= Groupe Le Duff =

French restaurant conglomerate

Groupe Le Duff is a French restaurant conglomerate, with holdings in Europe and the Americas, consisting of over 1,310 restaurants and bakeries. It includes Bridor, La Madeleine, Kamps, Mimi's Cafe, Pizza Del Arte, and Brioche Dorée.

The company was founded in 1976, by Louis Le Duff, with the opening of the first Brioche Dorée in Brest, France. As of 2014, the company had 28,000 employees and sales of € 1.5 billion.

Its headquarters are in Rennes, France.

== History ==
Louis Le Duff opened his first establishment with the Brioche Dorée sign in 1976 with the equivalent of €1,500 of personal contribution. He created the first "French-style" fast food establishment.

In 1983, Louis Le Duff diversified the group's activities with the creation of the "Pizzeria Lucio" chain which merged with the Pizza Del Arte brand, renamed Del Arte after its takeover from the Accor Group in 1996.

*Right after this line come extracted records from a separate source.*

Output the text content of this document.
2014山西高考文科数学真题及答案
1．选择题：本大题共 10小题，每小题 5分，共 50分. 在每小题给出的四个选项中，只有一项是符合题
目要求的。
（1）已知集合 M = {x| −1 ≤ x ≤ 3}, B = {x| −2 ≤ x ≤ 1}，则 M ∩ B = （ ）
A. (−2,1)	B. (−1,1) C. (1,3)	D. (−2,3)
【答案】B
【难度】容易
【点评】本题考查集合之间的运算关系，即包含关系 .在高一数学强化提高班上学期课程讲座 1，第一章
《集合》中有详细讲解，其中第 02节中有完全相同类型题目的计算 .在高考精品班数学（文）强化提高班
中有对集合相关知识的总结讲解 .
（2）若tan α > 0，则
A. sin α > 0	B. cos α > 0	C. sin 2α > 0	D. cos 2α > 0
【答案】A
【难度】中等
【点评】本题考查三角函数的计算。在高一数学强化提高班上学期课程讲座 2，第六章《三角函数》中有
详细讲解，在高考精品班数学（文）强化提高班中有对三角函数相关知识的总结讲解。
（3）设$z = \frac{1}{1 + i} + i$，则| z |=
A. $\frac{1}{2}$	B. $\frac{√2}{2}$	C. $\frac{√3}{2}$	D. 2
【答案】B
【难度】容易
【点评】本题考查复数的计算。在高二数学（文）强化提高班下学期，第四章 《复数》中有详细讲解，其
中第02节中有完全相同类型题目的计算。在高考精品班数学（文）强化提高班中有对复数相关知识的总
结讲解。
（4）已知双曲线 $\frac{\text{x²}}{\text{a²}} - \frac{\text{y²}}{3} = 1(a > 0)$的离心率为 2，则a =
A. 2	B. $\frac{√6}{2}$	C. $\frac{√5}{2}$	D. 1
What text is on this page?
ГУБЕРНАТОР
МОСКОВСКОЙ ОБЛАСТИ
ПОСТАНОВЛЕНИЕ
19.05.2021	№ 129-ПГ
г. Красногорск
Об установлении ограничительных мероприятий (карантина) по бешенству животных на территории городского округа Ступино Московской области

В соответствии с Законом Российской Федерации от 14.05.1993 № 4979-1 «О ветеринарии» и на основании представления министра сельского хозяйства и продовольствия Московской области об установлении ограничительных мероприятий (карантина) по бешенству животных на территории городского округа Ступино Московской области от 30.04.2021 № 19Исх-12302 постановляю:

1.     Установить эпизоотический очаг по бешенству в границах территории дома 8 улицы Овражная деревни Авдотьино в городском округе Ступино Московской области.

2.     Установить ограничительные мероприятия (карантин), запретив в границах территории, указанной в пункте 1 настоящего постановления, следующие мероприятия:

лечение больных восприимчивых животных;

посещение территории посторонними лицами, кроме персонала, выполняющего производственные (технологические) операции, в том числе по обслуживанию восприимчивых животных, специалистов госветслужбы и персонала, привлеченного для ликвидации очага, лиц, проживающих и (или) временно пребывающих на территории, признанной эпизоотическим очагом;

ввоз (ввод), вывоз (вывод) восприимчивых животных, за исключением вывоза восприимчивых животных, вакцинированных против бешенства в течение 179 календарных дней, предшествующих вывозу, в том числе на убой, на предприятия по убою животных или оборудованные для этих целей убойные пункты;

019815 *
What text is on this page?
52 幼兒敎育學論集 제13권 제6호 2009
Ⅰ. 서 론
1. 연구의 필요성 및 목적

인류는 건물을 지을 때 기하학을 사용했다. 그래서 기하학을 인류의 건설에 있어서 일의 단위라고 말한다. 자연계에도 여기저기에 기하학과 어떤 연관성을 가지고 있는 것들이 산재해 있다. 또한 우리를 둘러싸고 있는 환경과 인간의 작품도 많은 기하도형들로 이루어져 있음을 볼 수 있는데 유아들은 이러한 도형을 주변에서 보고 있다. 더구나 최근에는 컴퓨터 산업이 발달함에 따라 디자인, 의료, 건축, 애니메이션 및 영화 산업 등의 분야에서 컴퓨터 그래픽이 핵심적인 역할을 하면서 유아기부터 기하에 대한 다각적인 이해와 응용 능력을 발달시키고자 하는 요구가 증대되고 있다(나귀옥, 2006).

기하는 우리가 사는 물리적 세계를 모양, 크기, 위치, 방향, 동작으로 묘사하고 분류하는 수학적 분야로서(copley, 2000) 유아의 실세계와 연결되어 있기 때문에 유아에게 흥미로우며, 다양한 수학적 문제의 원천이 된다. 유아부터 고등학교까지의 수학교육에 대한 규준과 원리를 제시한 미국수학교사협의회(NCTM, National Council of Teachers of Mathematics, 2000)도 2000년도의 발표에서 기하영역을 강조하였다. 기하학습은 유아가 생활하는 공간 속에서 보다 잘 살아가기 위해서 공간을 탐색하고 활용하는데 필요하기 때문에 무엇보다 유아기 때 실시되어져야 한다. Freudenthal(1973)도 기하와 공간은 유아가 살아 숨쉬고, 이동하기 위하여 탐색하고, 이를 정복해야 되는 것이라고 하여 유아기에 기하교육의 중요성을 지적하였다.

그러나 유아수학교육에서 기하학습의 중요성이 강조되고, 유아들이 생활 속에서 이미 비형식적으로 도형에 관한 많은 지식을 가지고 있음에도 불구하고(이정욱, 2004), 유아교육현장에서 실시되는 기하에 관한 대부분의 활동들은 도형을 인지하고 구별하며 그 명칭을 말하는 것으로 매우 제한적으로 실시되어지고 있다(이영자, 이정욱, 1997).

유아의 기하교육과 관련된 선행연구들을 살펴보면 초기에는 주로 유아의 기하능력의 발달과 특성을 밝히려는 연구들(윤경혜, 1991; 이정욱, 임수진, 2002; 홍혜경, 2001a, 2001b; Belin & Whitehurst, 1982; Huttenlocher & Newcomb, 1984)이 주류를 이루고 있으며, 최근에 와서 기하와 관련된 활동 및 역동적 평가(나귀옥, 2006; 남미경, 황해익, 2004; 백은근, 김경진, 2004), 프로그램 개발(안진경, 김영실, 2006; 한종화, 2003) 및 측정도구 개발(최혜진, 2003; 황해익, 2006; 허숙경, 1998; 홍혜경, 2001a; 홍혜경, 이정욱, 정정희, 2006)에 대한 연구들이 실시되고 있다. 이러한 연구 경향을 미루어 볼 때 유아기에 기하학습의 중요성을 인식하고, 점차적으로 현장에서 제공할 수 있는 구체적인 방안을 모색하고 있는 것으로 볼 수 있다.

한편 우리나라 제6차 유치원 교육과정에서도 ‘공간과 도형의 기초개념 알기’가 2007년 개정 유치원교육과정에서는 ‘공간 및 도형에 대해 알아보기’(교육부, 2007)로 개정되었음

In 1984, the first Bridor factory opened in Montreal. Four years later the first hexagonal unit moved to Servon-sur-Vilaine in Ille-et-Vilaine.

In 1989, the Le Duff Group acquired the Fournil de Pierre brand. In July 2022, Le Duff acquired Lecoq Cuisine Corp., a Connecticut-based manufacturer of Viennese and French-style pastries.

== Le Duff America ==
Le Duff America operates the conglomerate's US restaurant chains. These consist primarily of La Madeleine Country French Café, Brioche Dorée, and Mimi's Cafe. Le Duff America is headquartered in Dallas, Texas. It was formed following the acquisition of Bruegger's by Groupe Le Duff in 2011, at the time naming Bruegger's CEO James J. Greco and CEO of Groupe Le Duff's prior American operations, Claude Bergeron, as co-CEOs of Le Duff America. Le Duff sold Bruegger's in 2017 to Caribou Coffee.

In 2018, MTY Food Group announced the acquisition of Timothy's World Coffee along with Mmmuffins from Le Duff America.